Single-node failover (cattle, not pets):

  1. Provision a fresh VPS: sudo bash deploy/install.sh (installs uv/Python/ supercronic, clones the repo, creates the venv, installs the systemd unit). It can also be curled — see the header of install.sh.
  2. Drop the production env at /etc/monitoring/.env (mode 0640, root:) — copy it from the old host or recreate from .env.example.
  3. Start it:
    sudo systemctl enable --now monitoring
    systemctl status monitoring
  4. Confirm the schedule and the first ticks:
    cd /srv/monitoring && uv run python -m automation render-crontab
    journalctl -u monitoring -f
  5. Stop the old host so alerts aren't sent twice:
    sudo systemctl disable --now monitoring

Watchdog

systemd restarts the unit on crash (Restart=on-failure, capped at 5 restarts/60s). There is no HTTP healthcheck (and no daemon to wedge): supercronic is a foreground process whose death systemd observes directly.
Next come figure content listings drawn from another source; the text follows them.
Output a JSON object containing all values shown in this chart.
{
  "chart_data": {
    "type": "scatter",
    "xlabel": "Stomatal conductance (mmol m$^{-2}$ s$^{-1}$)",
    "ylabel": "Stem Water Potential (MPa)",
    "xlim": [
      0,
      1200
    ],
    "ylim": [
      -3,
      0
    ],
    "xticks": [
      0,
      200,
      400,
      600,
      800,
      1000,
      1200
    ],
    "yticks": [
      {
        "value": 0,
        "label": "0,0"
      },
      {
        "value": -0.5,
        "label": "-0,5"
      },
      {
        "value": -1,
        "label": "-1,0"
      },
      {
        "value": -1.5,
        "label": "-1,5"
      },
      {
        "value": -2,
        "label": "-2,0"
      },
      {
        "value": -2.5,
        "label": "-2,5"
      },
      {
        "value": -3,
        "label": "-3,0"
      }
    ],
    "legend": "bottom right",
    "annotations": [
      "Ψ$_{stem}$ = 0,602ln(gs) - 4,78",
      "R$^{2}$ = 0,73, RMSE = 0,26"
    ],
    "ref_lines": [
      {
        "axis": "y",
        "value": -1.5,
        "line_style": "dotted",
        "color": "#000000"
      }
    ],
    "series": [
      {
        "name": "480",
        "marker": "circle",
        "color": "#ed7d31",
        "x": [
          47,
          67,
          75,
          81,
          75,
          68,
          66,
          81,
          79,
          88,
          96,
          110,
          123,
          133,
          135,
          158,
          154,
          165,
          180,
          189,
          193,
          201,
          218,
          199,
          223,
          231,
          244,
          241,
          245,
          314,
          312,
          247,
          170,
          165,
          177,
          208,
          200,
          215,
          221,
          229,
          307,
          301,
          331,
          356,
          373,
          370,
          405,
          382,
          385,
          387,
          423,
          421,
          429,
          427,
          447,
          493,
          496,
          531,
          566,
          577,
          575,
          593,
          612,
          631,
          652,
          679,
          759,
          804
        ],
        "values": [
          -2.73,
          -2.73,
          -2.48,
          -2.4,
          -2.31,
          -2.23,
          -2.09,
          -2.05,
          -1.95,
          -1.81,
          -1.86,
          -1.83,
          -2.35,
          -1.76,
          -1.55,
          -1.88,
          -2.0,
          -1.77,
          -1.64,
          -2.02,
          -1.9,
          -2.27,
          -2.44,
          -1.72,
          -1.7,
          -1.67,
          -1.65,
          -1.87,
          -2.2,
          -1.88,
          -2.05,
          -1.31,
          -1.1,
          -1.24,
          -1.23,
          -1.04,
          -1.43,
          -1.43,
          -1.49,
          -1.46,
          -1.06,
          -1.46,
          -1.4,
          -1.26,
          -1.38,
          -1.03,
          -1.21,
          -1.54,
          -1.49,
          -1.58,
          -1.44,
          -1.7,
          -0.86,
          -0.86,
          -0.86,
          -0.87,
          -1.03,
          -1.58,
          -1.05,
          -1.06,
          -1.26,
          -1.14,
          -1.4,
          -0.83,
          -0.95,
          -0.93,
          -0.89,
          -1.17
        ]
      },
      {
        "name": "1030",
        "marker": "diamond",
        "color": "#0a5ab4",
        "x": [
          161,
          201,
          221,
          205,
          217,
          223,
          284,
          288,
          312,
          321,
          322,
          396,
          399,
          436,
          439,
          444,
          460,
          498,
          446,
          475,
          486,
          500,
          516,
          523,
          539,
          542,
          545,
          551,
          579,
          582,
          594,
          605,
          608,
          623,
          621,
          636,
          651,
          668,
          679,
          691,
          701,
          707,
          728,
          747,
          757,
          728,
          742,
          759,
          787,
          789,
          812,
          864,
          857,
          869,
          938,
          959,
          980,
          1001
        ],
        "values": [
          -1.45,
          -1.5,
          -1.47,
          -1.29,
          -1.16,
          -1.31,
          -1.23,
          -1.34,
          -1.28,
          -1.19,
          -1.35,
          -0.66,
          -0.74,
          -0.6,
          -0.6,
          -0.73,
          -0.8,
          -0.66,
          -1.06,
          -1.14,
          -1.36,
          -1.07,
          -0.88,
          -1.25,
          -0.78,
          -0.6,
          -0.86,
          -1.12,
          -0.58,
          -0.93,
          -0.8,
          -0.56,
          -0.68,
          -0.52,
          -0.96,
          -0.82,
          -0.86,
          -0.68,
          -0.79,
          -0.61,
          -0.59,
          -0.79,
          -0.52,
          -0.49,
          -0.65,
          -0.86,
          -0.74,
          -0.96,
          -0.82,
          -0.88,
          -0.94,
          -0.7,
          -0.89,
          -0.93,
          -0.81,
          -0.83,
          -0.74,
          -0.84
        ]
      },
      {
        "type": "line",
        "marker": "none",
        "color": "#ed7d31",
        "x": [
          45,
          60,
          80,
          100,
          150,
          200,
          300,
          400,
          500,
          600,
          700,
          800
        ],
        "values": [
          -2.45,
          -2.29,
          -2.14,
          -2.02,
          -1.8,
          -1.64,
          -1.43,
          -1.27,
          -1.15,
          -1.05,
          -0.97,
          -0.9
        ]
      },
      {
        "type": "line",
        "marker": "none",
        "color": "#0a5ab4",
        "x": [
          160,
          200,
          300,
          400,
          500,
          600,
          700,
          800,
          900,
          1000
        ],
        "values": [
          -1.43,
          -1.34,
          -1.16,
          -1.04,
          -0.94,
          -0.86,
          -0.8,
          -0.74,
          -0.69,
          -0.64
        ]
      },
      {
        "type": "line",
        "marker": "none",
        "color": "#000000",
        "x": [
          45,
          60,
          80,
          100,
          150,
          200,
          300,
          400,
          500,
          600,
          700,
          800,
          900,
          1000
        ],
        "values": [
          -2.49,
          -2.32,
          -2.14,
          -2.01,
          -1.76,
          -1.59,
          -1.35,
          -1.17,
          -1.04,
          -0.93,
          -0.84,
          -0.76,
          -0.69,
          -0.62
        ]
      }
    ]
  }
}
If supercronic is running, the crontab is being ticked. If a single job hangs it blocks only its own profile (each is wrapped in flock -n, so the next tick of that profile is skipped, not queued) — the others keep ticking.


Common failure modes

Symptom First thing to check Likely cause
Active: failed on start journalctl -u monitoring -n 50 Malformed automation/jobs.yaml (render-crontab aborts the start), or /etc/monitoring/.env missing (the unit refuses to start without it).
Telegram suddenly silent Is TELEGRAM_BOT_TOKEN_DEFAULT valid? LOG_LEVEL=DEBUG skips sends. Bot revoked, chat removed bot, or LOG_LEVEL left at DEBUG.
One profile never runs uv run python -m automation render-crontab — is its line present? Profile/task enabled: false in jobs.yaml, or its flock lock is stuck held by a hung run (restart clears it).
ModuleNotFoundError after a deploy journalctl -u monitoring -n 50 Forgot uv sync --frozen after a pyproject.toml/uv.lock change.
Cache/dedupe acting up ls -l /srv/cache Wrong perms (must be writable by the runner user) or a corrupt cache file — safe to delete; it re-seeds.

Where things live

  • Source tree: /srv/monitoring (owned by the deploy user).
  • Python venv: /srv/monitoring/.venv (created by uv sync).
  • Cache / dedupe state: /srv/cache (owned by the deploy user; the unit grants it via ReadWritePaths and sets CACHE_DIR=/srv/cache, which utils.cache resolves every cache file against). A profile only overrides a cache basename in automation/jobs.yaml when it needs an isolated file (e.g. daily).
  • Env file: /etc/monitoring/.env (mode 0640, root:; operator-supplied, not in git).
  • systemd unit: /etc/systemd/system/monitoring.service.
  • Rendered crontab: /tmp/crontab (per-service PrivateTmp; regenerated on every start).
  • Code sync: no separate unit — the multisig profile's pre-run git pull --ff-only (sync_before_run in jobs.yaml) every 10 min. The unit grants the repo write access via ReadWritePaths=/srv/cache /srv/monitoring so the pull can update .git/ under ProtectSystem=strict.